Independent label Babyghost was showcasing its 2017 Spring and Summer collection at Shanghai in April 2016, by partnering with Shanghai-based Blockchainas- a-Service (BaaS) company, BitSE, and its VeChain project. Yet it was not the glitzy display that had everyone taken in, but the mere understanding that the world of fashion was changing too fast to keep track of. Some things would change before you know it, and some innovations can knock the wind out of your sails. But that is exactly what happens when the digital world begins to drive fashion-real fast, with the new catchphrase to know being FashTech.
The possibilities of how blockchain is going to-no, not 'may' anymore-change the textiles and apparel industry has since dominated discussions at fashion events. But it is not the only technological development that is being talked about; there's omnichannel, data intelligence, social analytics, product lifecycle management, logistics, printing, and more. Those can all be summed up in one word: digitalisation, or digitisation as some would say.

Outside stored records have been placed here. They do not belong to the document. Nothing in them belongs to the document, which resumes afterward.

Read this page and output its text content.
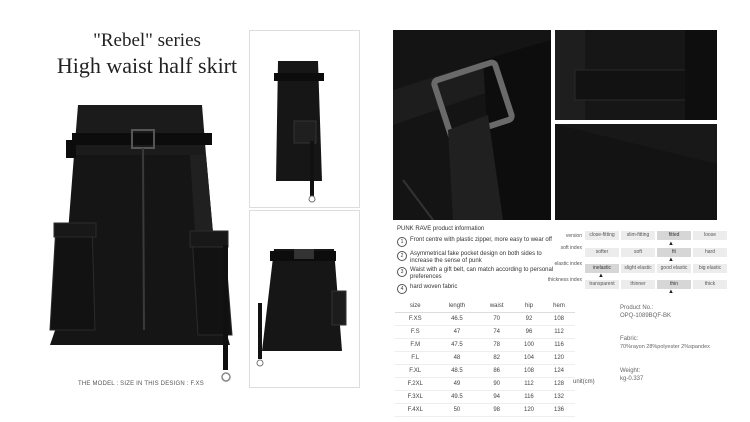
"Rebel" series
High waist half skirt
THE MODEL : SIZE IN THIS DESIGN : F.XS
PUNK RAVE product information
1 Front centre with plastic zipper, more easy to wear off
2 Asymmetrical fake pocket design on both sides to increase the sense of punk
3 Waist with a gift belt, can match according to personal preferences
4 hard woven fabric
version	close-fitting	slim-fitting	fitted	loose
▲
soft index
softer	soft	fit	hard
▲
elastic index
inelastic	slight elastic	good elastic	big elastic
▲
thickness index
transparent	thinner	thin	thick
▲
size	length	waist	hip	hem
F.XS	46.5	70	92	108
F.S	47	74	96	112
F.M	47.5	78	100	116
F.L	48	82	104	120
F.XL	48.5	86	108	124
F.2XL	49	90	112	128
F.3XL	49.5	94	116	132
F.4XL	50	98	120	136
unit(cm)
Product No.:
OPQ-1089BQF-BK
Fabric:
70%rayon 28%polyester 2%spandex
Weight:
kg-0.337
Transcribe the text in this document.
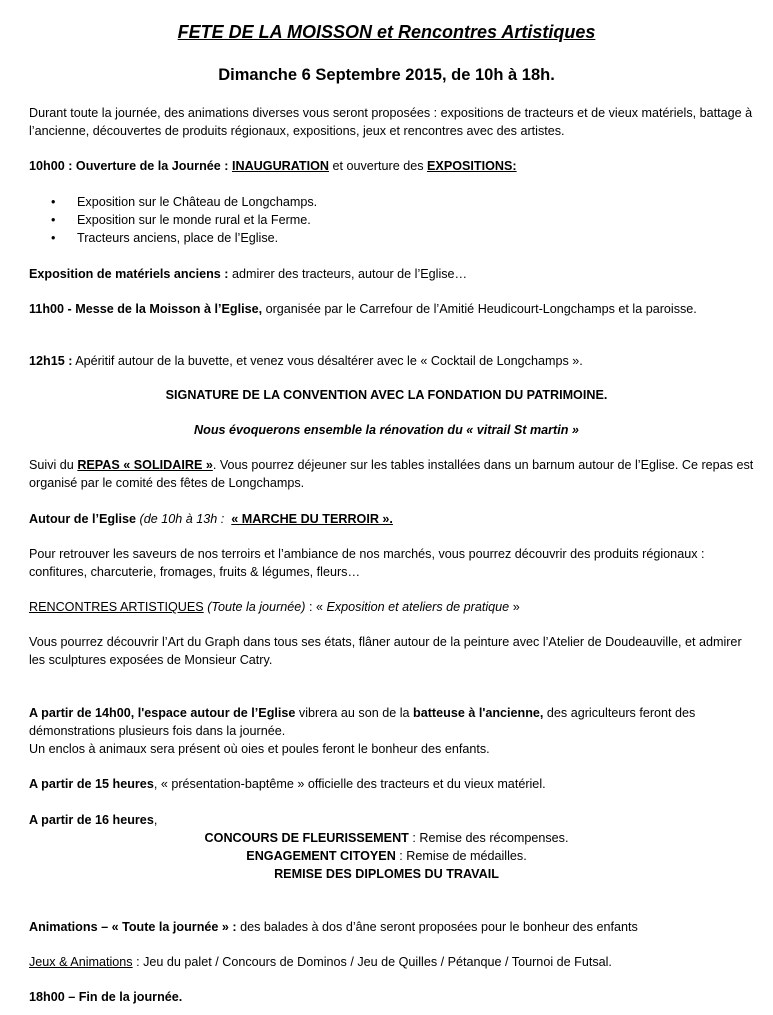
FETE DE LA MOISSON et Rencontres Artistiques
Dimanche 6 Septembre 2015, de 10h à 18h.
Durant toute la journée, des animations diverses vous seront proposées : expositions de tracteurs et de vieux matériels, battage à l’ancienne, découvertes de produits régionaux, expositions, jeux et rencontres avec des artistes.
10h00 : Ouverture de la Journée : INAUGURATION et ouverture des EXPOSITIONS:
• Exposition sur le Château de Longchamps.
• Exposition sur le monde rural et la Ferme.
• Tracteurs anciens, place de l’Eglise.
Exposition de matériels anciens : admirer des tracteurs, autour de l’Eglise…
11h00 - Messe de la Moisson à l’Eglise, organisée par le Carrefour de l’Amitié Heudicourt-Longchamps et la paroisse.
12h15 : Apéritif autour de la buvette, et venez vous désaltérer avec le « Cocktail de Longchamps ».
SIGNATURE DE LA CONVENTION AVEC LA FONDATION DU PATRIMOINE.
Nous évoquerons ensemble la rénovation du « vitrail St martin »
Suivi du REPAS « SOLIDAIRE ». Vous pourrez déjeuner sur les tables installées dans un barnum autour de l’Eglise. Ce repas est organisé par le comité des fêtes de Longchamps.
Autour de l’Eglise (de 10h à 13h : « MARCHE DU TERROIR ».
Pour retrouver les saveurs de nos terroirs et l’ambiance de nos marchés, vous pourrez découvrir des produits régionaux :
confitures, charcuterie, fromages, fruits & légumes, fleurs…
RENCONTRES ARTISTIQUES (Toute la journée) : « Exposition et ateliers de pratique »
Vous pourrez découvrir l’Art du Graph dans tous ses états, flâner autour de la peinture avec l’Atelier de Doudeauville, et admirer les sculptures exposées de Monsieur Catry.
A partir de 14h00, l'espace autour de l’Eglise vibrera au son de la batteuse à l'ancienne, des agriculteurs feront des démonstrations plusieurs fois dans la journée.
Un enclos à animaux sera présent où oies et poules feront le bonheur des enfants.
A partir de 15 heures, « présentation-baptême » officielle des tracteurs et du vieux matériel.
A partir de 16 heures,
CONCOURS DE FLEURISSEMENT : Remise des récompenses.
ENGAGEMENT CITOYEN : Remise de médailles.
REMISE DES DIPLOMES DU TRAVAIL
Animations – « Toute la journée » : des balades à dos d’âne seront proposées pour le bonheur des enfants
Jeux & Animations : Jeu du palet / Concours de Dominos / Jeu de Quilles / Pétanque / Tournoi de Futsal.
18h00 – Fin de la journée.
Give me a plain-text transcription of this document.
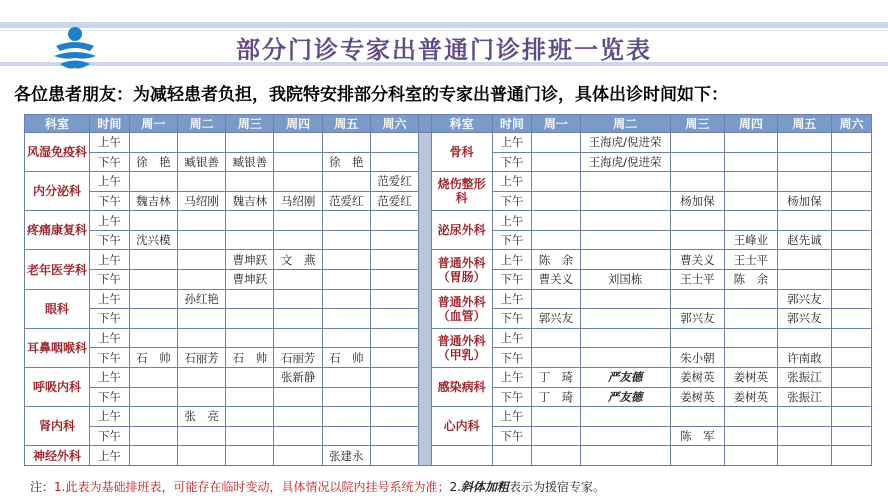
部分门诊专家出普通门诊排班一览表
各位患者朋友：为减轻患者负担，我院特安排部分科室的专家出普通门诊，具体出诊时间如下：
科室	时间	周一	周二	周三	周四	周五	周六		科室	时间	周一	周二	周三	周四	周五	周六
风湿免疫科	上午								骨科	上午		王海虎/倪进荣				
	下午	徐　艳	臧银善	臧银善		徐　艳				下午		王海虎/倪进荣				
内分泌科	上午						范爱红		烧伤整形科	上午						
	下午	魏吉林	马绍刚	魏吉林	马绍刚	范爱红	范爱红			下午			杨加保		杨加保	
疼痛康复科	上午								泌尿外科	上午						
	下午	沈兴模								下午				王峰业	赵先诚	
老年医学科	上午			曹坤跃	文　燕				普通外科（胃肠）	上午	陈　余		曹关义	王士平		
	下午			曹坤跃						下午	曹关义	刘国栋	王士平	陈　余		
眼科	上午		孙红艳						普通外科（血管）	上午					郭兴友	
	下午									下午	郭兴友		郭兴友		郭兴友	
耳鼻咽喉科	上午								普通外科（甲乳）	上午						
	下午	石　帅	石丽芳	石　帅	石丽芳	石　帅				下午			朱小朝		许南敢	
呼吸内科	上午				张新静				感染病科	上午	丁　琦	严友德	姜树英	姜树英	张振江	
	下午									下午	丁　琦	严友德	姜树英	姜树英	张振江	
肾内科	上午		张　亮						心内科	上午						
	下午									下午			陈　军			
神经外科	上午					张建永										
注：1.此表为基础排班表，可能存在临时变动，具体情况以院内挂号系统为准；2.斜体加粗表示为援宿专家。
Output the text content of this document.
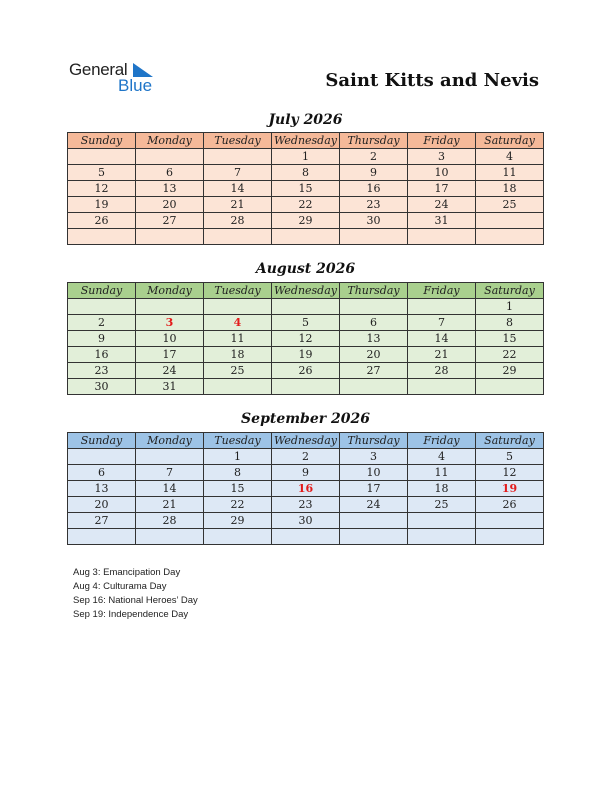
General
Blue	Saint Kitts and Nevis
July 2026
Sunday	Monday	Tuesday	Wednesday	Thursday	Friday	Saturday
			1	2	3	4
5	6	7	8	9	10	11
12	13	14	15	16	17	18
19	20	21	22	23	24	25
26	27	28	29	30	31	

August 2026
Sunday	Monday	Tuesday	Wednesday	Thursday	Friday	Saturday
						1
2	3	4	5	6	7	8
9	10	11	12	13	14	15
16	17	18	19	20	21	22
23	24	25	26	27	28	29
30	31					
September 2026
Sunday	Monday	Tuesday	Wednesday	Thursday	Friday	Saturday
		1	2	3	4	5
6	7	8	9	10	11	12
13	14	15	16	17	18	19
20	21	22	23	24	25	26
27	28	29	30			

Aug 3: Emancipation Day
Aug 4: Culturama Day
Sep 16: National Heroes’ Day
Sep 19: Independence Day
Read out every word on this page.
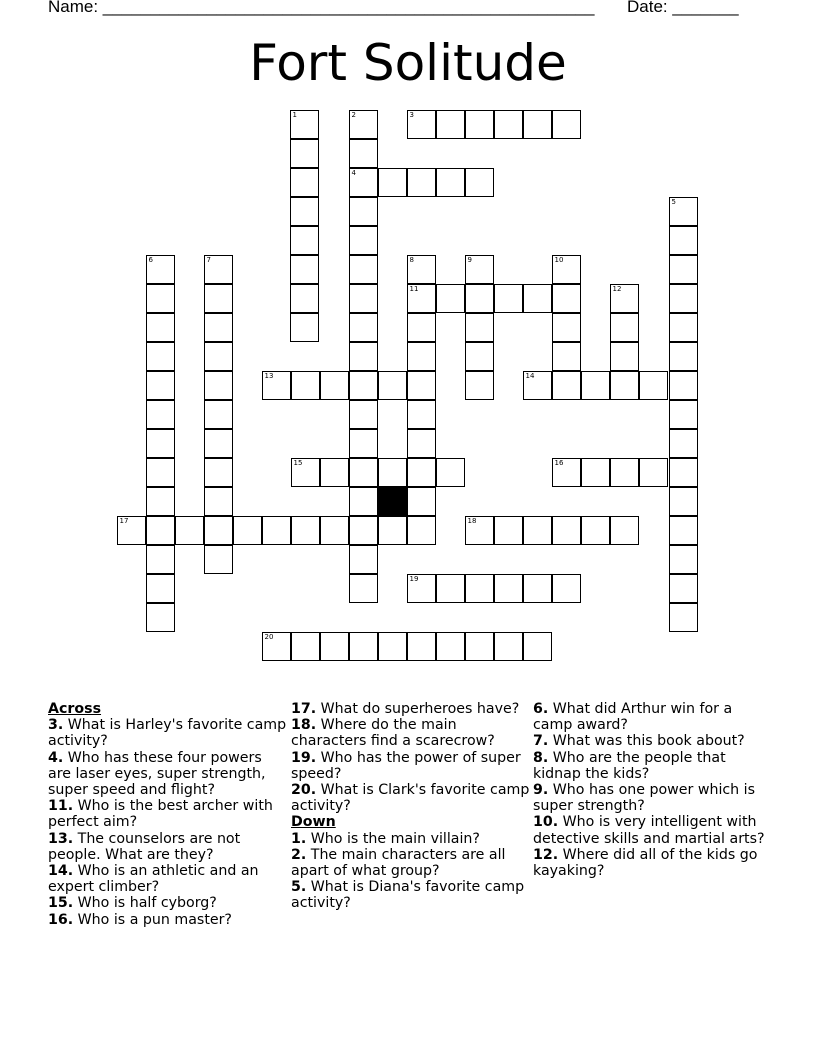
Name: ____________________________________________________ Date: _______
Fort Solitude
1	2
4
3
5
6	7	8
11
9	10
12
13	14
15	16
17	18
19
20
Across
3. What is Harley's favorite camp activity?
4. Who has these four powers are laser eyes, super strength, super speed and flight?
11. Who is the best archer with perfect aim?
13. The counselors are not people. What are they?
14. Who is an athletic and an expert climber?
15. Who is half cyborg?
16. Who is a pun master?
17. What do superheroes have?
18. Where do the main characters find a scarecrow?
19. Who has the power of super speed?
20. What is Clark's favorite camp activity?
Down
1. Who is the main villain?
2. The main characters are all apart of what group?
5. What is Diana's favorite camp activity?
6. What did Arthur win for a camp award?
7. What was this book about?
8. Who are the people that kidnap the kids?
9. Who has one power which is super strength?
10. Who is very intelligent with detective skills and martial arts?
12. Where did all of the kids go kayaking?
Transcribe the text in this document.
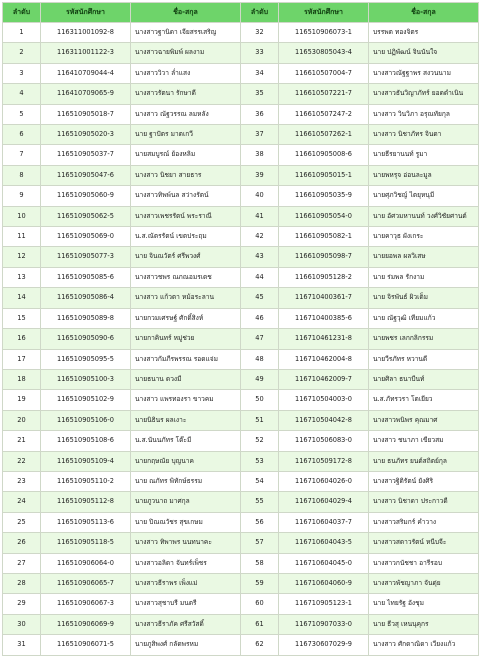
ลำดับ	รหัสนักศึกษา	ชื่อ-สกุล	ลำดับ	รหัสนักศึกษา	ชื่อ-สกุล
1	116311001092-8	นางสาวฐานิดา เจียสรรเสริญ	32	116510906073-1	บรรพต ทองจิตร
2	116311001122-3	นางสาวฉายพิมพ์ ผลงาม	33	116530805043-4	นาย ปฏิพัฒน์ จินนันใจ
3	116410709044-4	นางสาววิวา ล่ำแสง	34	116610507004-7	นางสาวณัฐฐาพร สงวนนาม
4	116410709065-9	นางสาวรัตนา รักษาดี	35	116610507221-7	นางสาวธันวิญาภัทร์ ยอดดำเนิน
5	116510905018-7	นางสาว ณัฐวรรณ ลมหลัง	36	116610507247-2	นางสาว วินวิภา อรุณทัยกุล
6	116510905020-3	นาย ฐาปัตร มาตเกวี	37	116610507262-1	นางสาว นิชาภัทร จินดา
7	116510905037-7	นายสมบูรณ์ ย้องหลิม	38	116610905008-6	นายธีรยานนท์ รูมา
8	116510905047-6	นางสาว นิชยา สายธาร	39	116610905015-1	นายพหรุจ อ่อนละมูล
9	116510905060-9	นางสาวทิพพ์นล สว่างรัตน์	40	116610905035-9	นายศุภวิชญ์ ไตยุหนุมี
10	116510905062-5	นางสาวเพชรรัตน์ พระราณี	41	116610905054-0	นาย อัศวมหานนท์ วงศ์วิชัยศานต์
11	116510905069-0	น.ส.ณัตรรัตน์ เขตประฤม	42	116610905082-1	นายคาวุธ ผังเกระ
12	116510905077-3	นาย จินณวัตร์ ศรีพวงศ์	43	116610905098-7	นายยอพล ผลวิเสษ
13	116510905085-6	นางสาวชพร ณภณอมรเดช	44	116610905128-2	นาย ร่มพล รักงาม
14	116510905086-4	นางสาว แก้วตา หม้อระลาน	45	116710400361-7	นาย จิรพันธ์ ผิวเต็ม
15	116510905089-8	นายกวมเศรษฐ์ ศักดิ์สิงห์	46	116710400385-6	นาย ณัฐวุฒิ เทียมแก้ว
16	116510905090-6	นายกาคินทร์ หมู่ช่วย	47	116710461231-8	นายพชร เลกกลิกรรม
17	116510905095-5	นางสาวกัมภีรพรรณ รอดแจ่ม	48	116710462004-8	นายวีรภัทร หวานดี
18	116510905100-3	นายธนาน ดวงมี	49	116710462009-7	นายศิลา ธนาบีนท์
19	116510905102-9	นางสาว แพรทองรา ขาวคม	50	116710504003-0	น.ส.ภัทรวรา โตเยียว
20	116510905106-0	นายนิธินร ผลเงาะ	51	116710504042-8	นางสาวพนิพร คุณมาศ
21	116510905108-6	น.ส.นันนภัทร โต๊ะมี	52	116710506083-0	นางสาว ชนาภา เขียวสม
22	116510905109-4	นายกฤษณัย บุญนาค	53	116710509172-8	นาย ธนภัทร ยนต์สถิตย์กุล
23	116510905110-2	นาย ณภัทร พิทักษ์ธรรม	54	116710604026-0	นางสาวฐิติรัตน์ ยังศิริ
24	116510905112-8	นายภูวนาถ มาศกุล	55	116710604029-4	นางสาว นิชาดา ประกาวดี
25	116510905113-6	นาย ปิณณวัชร สุขเกษม	56	116710604037-7	นางสาวสริมกร์ คำวาง
26	116510905118-5	นางสาว ทิพาพร นนทนาคะ	57	116710604043-5	นางสาวสดาวรัตน์ หนีบจีะ
27	116510906064-0	นางสาวอลิดา จันทร์เพ็ชร	58	116710604045-0	นางสาวกนัชชา อารีรอบ
28	116510906065-7	นางสาวธีราพร เพ็งแม่	59	116710604060-9	นางสาวพัชญาภา จันดุ่ย
29	116510906067-3	นางสาวสุชาบรี มนตรี	60	116710905123-1	นาย ไทยรัฐ อังชุม
30	116510906069-9	นางสาวธีราภัค ศรีสวัสดิ์	61	116710907033-0	นาย ธีวสุ เหนนุคุกร
31	116510906071-5	นายภูสิพงศ์ กลัดพรหม	62	116730607029-9	นางสาว ศักดาณิดา เวียงแก้ว
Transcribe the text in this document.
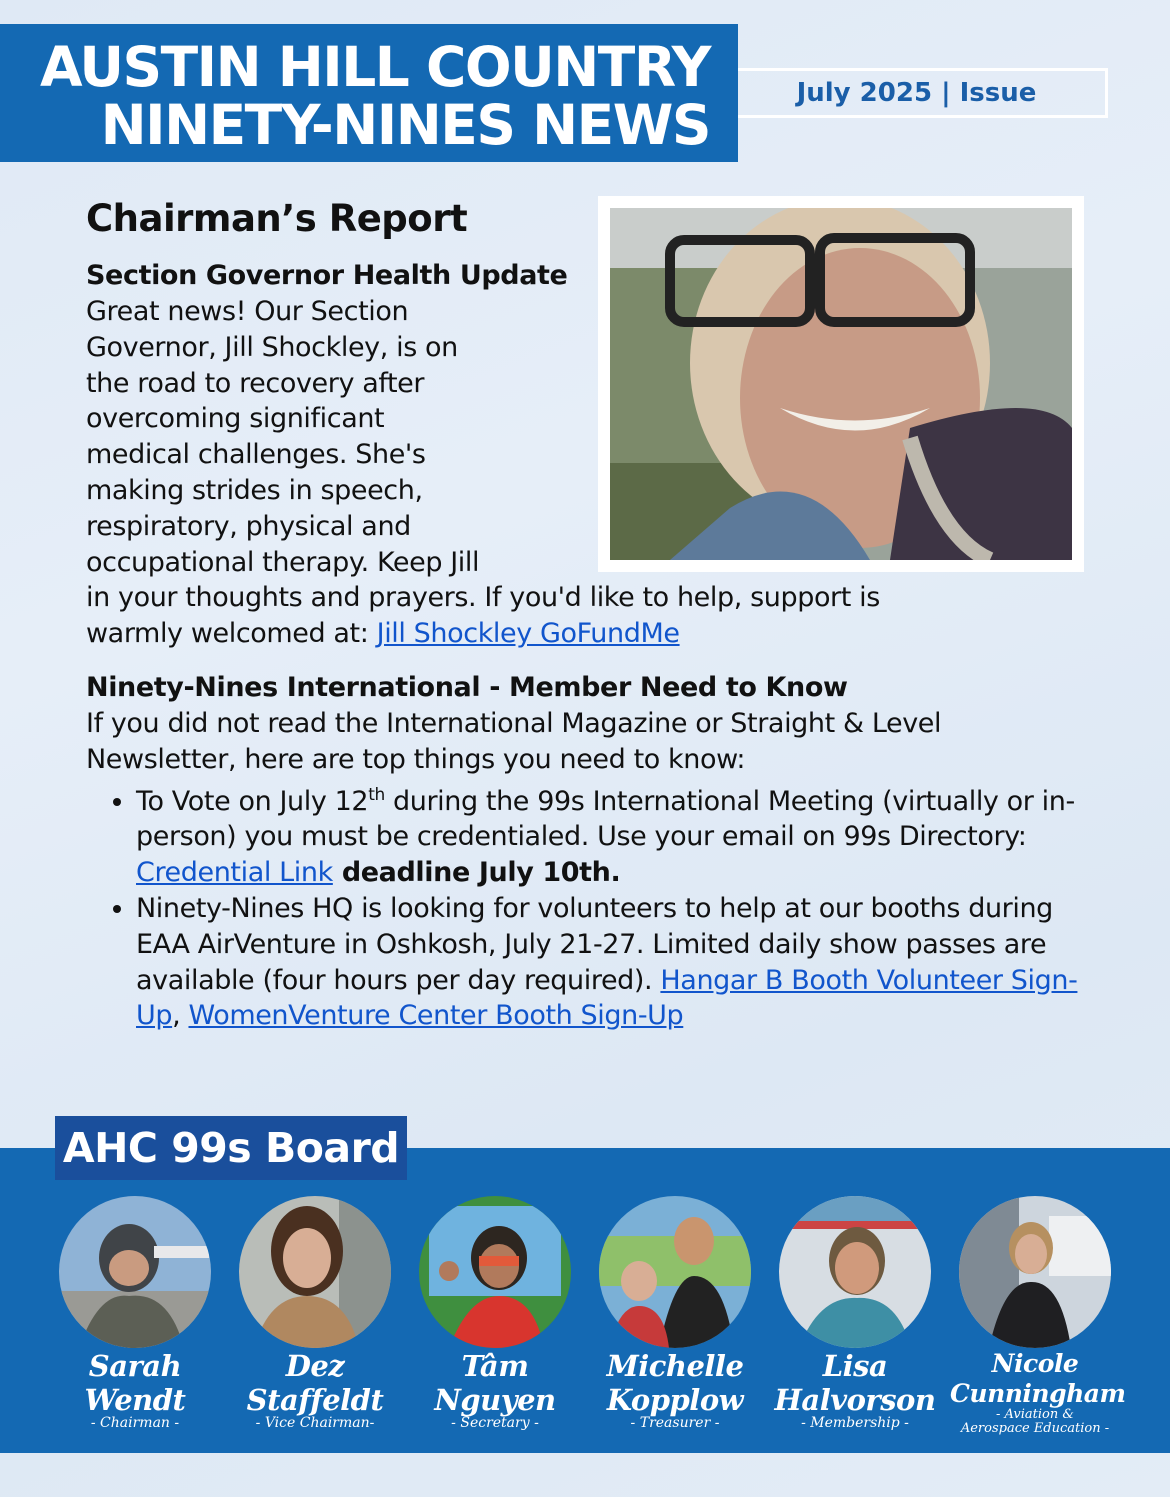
AUSTIN HILL COUNTRY
NINETY-NINES NEWS	July 2025 | Issue
Chairman’s Report
Section Governor Health Update
Great news! Our Section
Governor, Jill Shockley, is on
the road to recovery after
overcoming significant
medical challenges. She's
making strides in speech,
respiratory, physical and
occupational therapy. Keep Jill
in your thoughts and prayers. If you'd like to help, support is
warmly welcomed at: Jill Shockley GoFundMe
Ninety-Nines International - Member Need to Know
If you did not read the International Magazine or Straight & Level Newsletter, here are top things you need to know:
• To Vote on July 12th during the 99s International Meeting (virtually or in-person) you must be credentialed. Use your email on 99s Directory: Credential Link deadline July 10th.
• Ninety-Nines HQ is looking for volunteers to help at our booths during EAA AirVenture in Oshkosh, July 21-27. Limited daily show passes are available (four hours per day required). Hangar B Booth Volunteer Sign-Up, WomenVenture Center Booth Sign-Up
AHC 99s Board
Sarah
Wendt
- Chairman -
Dez
Staffeldt
- Vice Chairman-
Tâm
Nguyen
- Secretary -
Michelle
Kopplow
- Treasurer -
Lisa
Halvorson
- Membership -
Nicole
Cunningham
- Aviation &
Aerospace Education -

Increasingly, it is digital technology that is driving the fashion industry, and FashTech is what it is.
Block it at your own peril
The heavily-attended Babyghost-VeChain show at Shanghai told stories: those of the 20 models with the 20 new looks. The audience could scan the chip that was embedded in each clothing and immediately receive an interactive memory of who had originally modelled the garment. The name of the technology was not new; it was blockchain, the same futuristic technology behind the Bitcoin and Ethereum innovations that has kept the financial world on its toes.
Bitcoin Magazine, which tracks developments in its own sector, cut through the jargon, and explained: "The result of this union (between the two setups in question) is called FashTech, where a clothing collection can be verified on the blockchain through near field communications (NFC)-which allows devices to communicate with one another when brought into close proximity-or by scanning the QR code on the label. A person's phone communicates with the small VeChain chip embedded inside the clothing or accessory, which then tells its 'story' to the consumer."